As I write this, NATO troops take part in an exercise with the Lithuanian military and Russia deploys new missiles to the Baltic region. Eyes are on those three tiny states.
Strategists ask few truly new questions. The best ones ask the right old questions. They stand at the modern-day overlook and see familiar landscapes. They scan what’s out there knowing only one thing for sure: that knowledge is power only if that knowledge is used. What to do? Good hypotheticals become powerful binoculars. If a nation-state wants an edge over a rival, a better awareness of likely next steps is surely advantageous. In statecraft, there is no better set of binoculars than a great book.
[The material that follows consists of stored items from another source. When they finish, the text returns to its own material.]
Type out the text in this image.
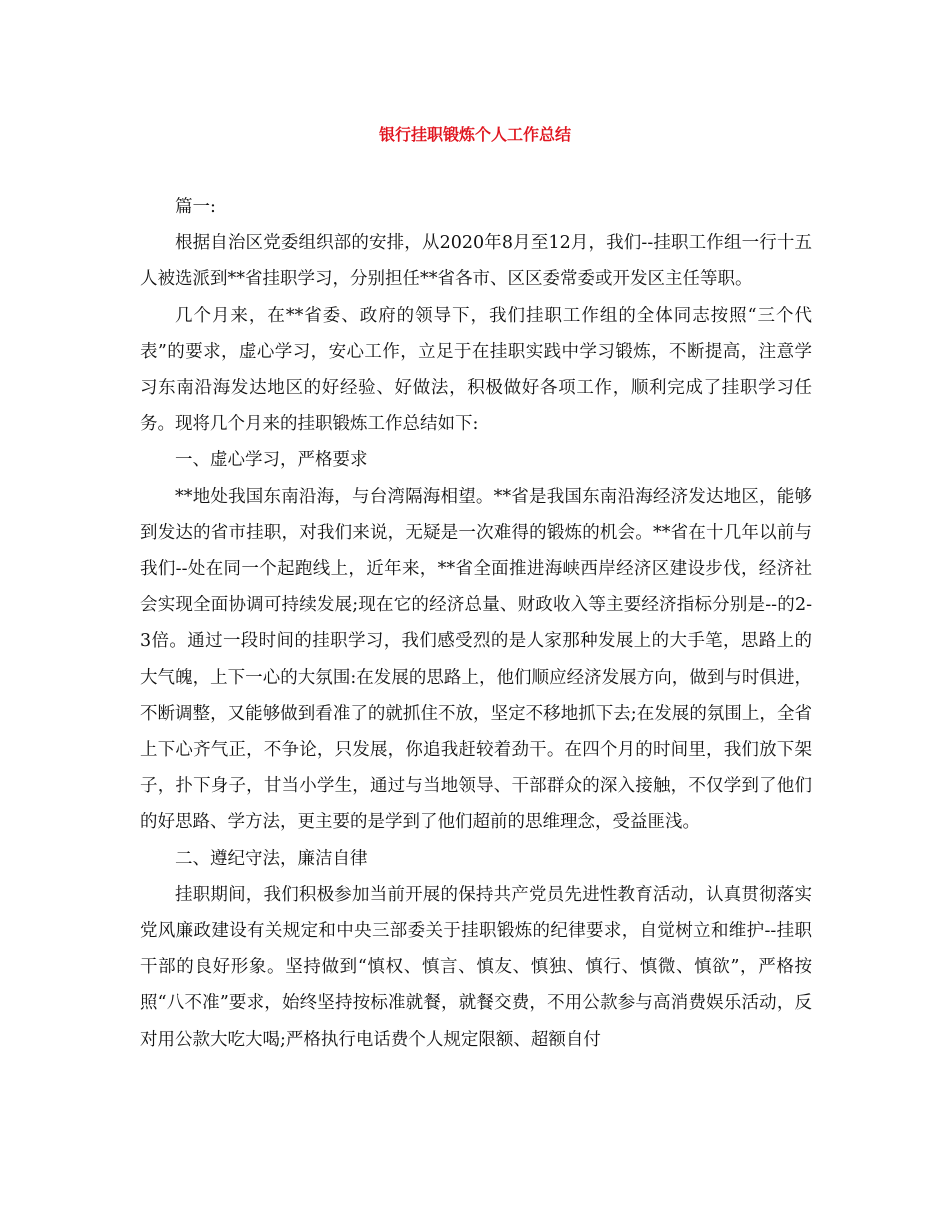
银行挂职锻炼个人工作总结

篇一:

根据自治区党委组织部的安排，从2020年8月至12月，我们--挂职工作组一行十五人被选派到**省挂职学习，分别担任**省各市、区区委常委或开发区主任等职。

几个月来，在**省委、政府的领导下，我们挂职工作组的全体同志按照“三个代表”的要求，虚心学习，安心工作，立足于在挂职实践中学习锻炼，不断提高，注意学习东南沿海发达地区的好经验、好做法，积极做好各项工作，顺利完成了挂职学习任务。现将几个月来的挂职锻炼工作总结如下:

一、虚心学习，严格要求

**地处我国东南沿海，与台湾隔海相望。**省是我国东南沿海经济发达地区，能够到发达的省市挂职，对我们来说，无疑是一次难得的锻炼的机会。**省在十几年以前与我们--处在同一个起跑线上，近年来，**省全面推进海峡西岸经济区建设步伐，经济社会实现全面协调可持续发展;现在它的经济总量、财政收入等主要经济指标分别是--的2-3倍。通过一段时间的挂职学习，我们感受烈的是人家那种发展上的大手笔，思路上的大气魄，上下一心的大氛围:在发展的思路上，他们顺应经济发展方向，做到与时俱进，不断调整，又能够做到看准了的就抓住不放，坚定不移地抓下去;在发展的氛围上，全省上下心齐气正，不争论，只发展，你追我赶较着劲干。在四个月的时间里，我们放下架子，扑下身子，甘当小学生，通过与当地领导、干部群众的深入接触，不仅学到了他们的好思路、学方法，更主要的是学到了他们超前的思维理念，受益匪浅。

二、遵纪守法，廉洁自律

挂职期间，我们积极参加当前开展的保持共产党员先进性教育活动，认真贯彻落实党风廉政建设有关规定和中央三部委关于挂职锻炼的纪律要求，自觉树立和维护--挂职干部的良好形象。坚持做到“慎权、慎言、慎友、慎独、慎行、慎微、慎欲”，严格按照“八不准”要求，始终坚持按标准就餐，就餐交费，不用公款参与高消费娱乐活动，反对用公款大吃大喝;严格执行电话费个人规定限额、超额自付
History is full of ill-informed rulers.
History has battered the Baltic States. In just a century, their citizens have thrice felt the heels of neighboring empires. Twice they’ve known freedom and independence. Men that have previously lost those twin stallions, fear another loss most acutely.
Good thriller writers resemble spy plane pilots. Reading their books is like strapping in for a high-altitude journey to the place, idea, or threat that the author wants you to see. In his newly published novel The Sterling Forest, John Fenzel, a highly experienced, senior Special Forces officer, brings us a riveting story cut straight out of current events. He artfully weaves incisive understanding of international affairs and Russia’s Baltic ambitions with a tale of intrigue, family, courage, and loyalty. Readers can expect vivid writing. Those especially interested in history and politics should anticipate a literary dogfight. Action comes fast. Serious stuff is at stake. What’s right matters. Female characters kick ass. And the suspense and tension sparking off the page makes you feel like Fenzel’s assistant gunner. All that is embedded in The Sterling Forest.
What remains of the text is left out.